Given the happenings of the past few months, I cry for the state of our nation! Being an islander myself (not a Male born) I feel the grief of many who seem shunted out of this process called democracy and its fancy underpinnings we have inherited from those who created this process far away from our shores, and yet seem to have espoused even before we could even articulate the word “democracy” as it should.
Sadly, given our level of understanding, for the island voter who has not been involved in the nefarious world of politics, the direction of his vote will be to the one who will not jeopardize his state of presently enjoyed status of life. For him it is the availability of his daily food rations, the sale of his fish for a good rate and the availability of fuel for his fishing dhoani. Perhaps now it is also the access to schooling for his kids and the hospital for getting treated for his health ailments; now we can also throw in the mobile phone and the flat TV.

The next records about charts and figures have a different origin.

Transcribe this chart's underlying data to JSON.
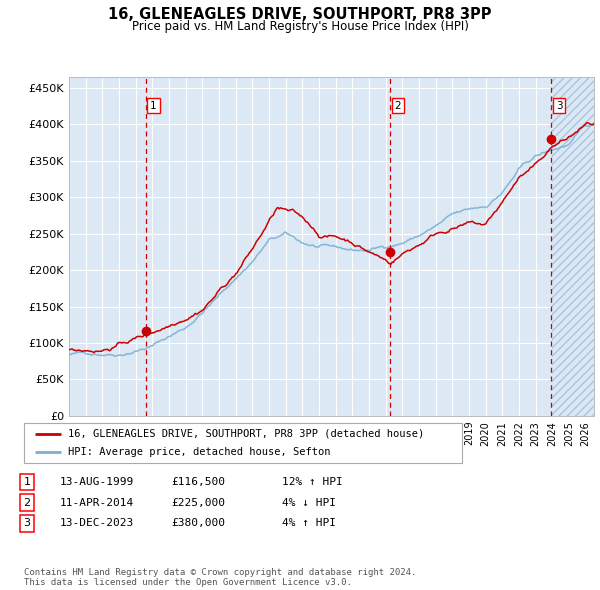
{
  "title": "16, GLENEAGLES DRIVE, SOUTHPORT, PR8 3PP",
  "subtitle": "Price paid vs. HM Land Registry's House Price Index (HPI)",
  "ylabel_ticks": [
    "£0",
    "£50K",
    "£100K",
    "£150K",
    "£200K",
    "£250K",
    "£300K",
    "£350K",
    "£400K",
    "£450K"
  ],
  "ytick_values": [
    0,
    50000,
    100000,
    150000,
    200000,
    250000,
    300000,
    350000,
    400000,
    450000
  ],
  "ylim": [
    0,
    465000
  ],
  "xlim_start": 1995.0,
  "xlim_end": 2026.5,
  "background_color": "#dce9f5",
  "hatch_color": "#aac4e0",
  "grid_color": "#ffffff",
  "sale_line_color": "#cc0000",
  "hpi_line_color": "#7ab0d4",
  "sale_marker_color": "#cc0000",
  "vline_color": "#cc0000",
  "sale1_date": 1999.617,
  "sale1_price": 116500,
  "sale2_date": 2014.278,
  "sale2_price": 225000,
  "sale3_date": 2023.95,
  "sale3_price": 380000,
  "legend_label1": "16, GLENEAGLES DRIVE, SOUTHPORT, PR8 3PP (detached house)",
  "legend_label2": "HPI: Average price, detached house, Sefton",
  "table_entries": [
    {
      "num": "1",
      "date": "13-AUG-1999",
      "price": "£116,500",
      "hpi": "12% ↑ HPI"
    },
    {
      "num": "2",
      "date": "11-APR-2014",
      "price": "£225,000",
      "hpi": "4% ↓ HPI"
    },
    {
      "num": "3",
      "date": "13-DEC-2023",
      "price": "£380,000",
      "hpi": "4% ↑ HPI"
    }
  ],
  "footnote": "Contains HM Land Registry data © Crown copyright and database right 2024.\nThis data is licensed under the Open Government Licence v3.0.",
  "hatch_start": 2024.0
}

Beyond this, the murky world of politics that engages with the exchange of lucrative deals in expensive mega contracts, corruption in the dispensation of jobs and promotions and attendant financial and related benefits and how lofty political positions are used to maintain power and authority lie the serene world of the other islands. Social nattering on these deals in the past were no more than hushed conversation pieces to pep up an otherwise balmy existence. Even now in the new bustling era of democracy, hyped up rhetoric and social unrest has not made the issues any more owned by us in the islands. Still these seem of no immediate concern to them because they are firstly unaware of this nefarious world and also disengaged from the understanding of the consequences of such actions and behaviours that for them lies far away from their everyday lives. They (most of them) are still too innocent to fathom the depth of such intricacies. In this absence of awareness, the political game is being played and winners and losers decided based on base compromises and arm twists. The island voter is given what he wants to fuel his everyday needs without exhorting one bit to his need to nurture the compassionate society of tomorrow that his children and grandchildren will have to inhabit.
So how can the ordinary man on the island’s joalifathi be the steward of this profound concept called democracy? Given that there is no overt public education on democracy in Maldives, our beloved country either before or after the 2008 democratic transition says a lot about the effete nature of our system and the independent commissions that are mandated for this job. Neither are the Parties doing any responsible role in doing this but rather squabbling in the politics of this game with only occasional morsels thrown out to pacify the crying needs around, or the peddling of dreams that the polity seems to swallow in their political innocence. How long do we want to keep the polity in this ignorance and expect this moral decadence that our society is slipping into to be stalled? All well-meaning citizens of Maldives must take up the challenge; democracy will be made or broken only us – We the People.